Se a narrativa do mundo estraçalha a palavra, Luiz dá materialidade a isso fazendo dela uma espécie de estilete visual. Ele ativa nosso olhar já pixelizado em telas de diferentes escalas. Na nossa escalada ciborgue, vemos pixels como imagens, vemos imagens como sequências de micropontos binários, lemos textos produzidos por algoritmos. A palavra e a imagem, cada vez mais, se tornam vazias. E é justamente dessa vazies – inclusive da verdade do que é dito – que ele produziu matéria artística. Suas obras dão carne ao que não tem corpo. Não mais a palavra impressa dos livros, mas sim a fala digital transformada em letras confusas que seguem a manada dos assuntos mais comentados do dia.

Na série de telas “Cascade” encontramos o ponto alto disso. Ao dar volume ao fluxo de letras que formam as frases retiradas das redes e notícias, Luiz vai aos poucos aproximando o espaço entre as linhas. É nessa operação banal, e eis aí a inteligência do artista, que as palavras se adensam e começam a virar cor.

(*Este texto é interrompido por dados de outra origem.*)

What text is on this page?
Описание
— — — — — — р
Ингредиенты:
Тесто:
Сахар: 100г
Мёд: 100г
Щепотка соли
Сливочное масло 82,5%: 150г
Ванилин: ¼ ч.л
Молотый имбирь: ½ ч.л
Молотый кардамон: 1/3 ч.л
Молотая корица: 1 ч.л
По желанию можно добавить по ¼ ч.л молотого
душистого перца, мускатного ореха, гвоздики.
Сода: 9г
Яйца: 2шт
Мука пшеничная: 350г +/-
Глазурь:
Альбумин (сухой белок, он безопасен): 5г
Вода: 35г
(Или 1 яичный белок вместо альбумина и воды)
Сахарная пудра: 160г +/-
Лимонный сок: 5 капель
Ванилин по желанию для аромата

O preto do tipo se transforma em grossas linhas cinzas até tornar-se uma massa compacta e escura. As tiras de cores fortes contrastam com essa massa e produzem um inusitado efeito visual. Luiz faz pintura do que é um amálgama de informações em entropia. E apesar de utilizar palavras e frases, produz uma imagem que nada diz. Nem tempo, nem espaço: Luiz pinta a velocidade de uma estática. O vídeo “Burburinho” demonstra em movimento o processo imagético e nos dá a senha para ajustar os olhos a mirar esse mundo em cascata.


V
Outro Luiz, o Melodia, cantava que “se a gente falasse menos, talvez compreendesse mais”. A exposição de Luiz D’Orey já se situa em um tempo que falar menos é uma utopia tão grande como o Poder pintado no peito de um homem negro em 1973. E se um dia o bardo afirmou que a vida é uma história contada por um idiota, cheia de som e fúria, Luiz nos apresenta um tempo em que a história continua sendo contada por idiotas, porém cheia de escrita e fúria. O som? Tornou-se esse ruído de infinitas vozes, um murmúrio difuso, confuso, hiperbólico, histérico. Apure os ouvidos, se aproxime dessas telas, dessas esculturas, desses jornais e vídeos. Consegue escutar? Sabe o que elas murmuram? Pois é. Eu não falei?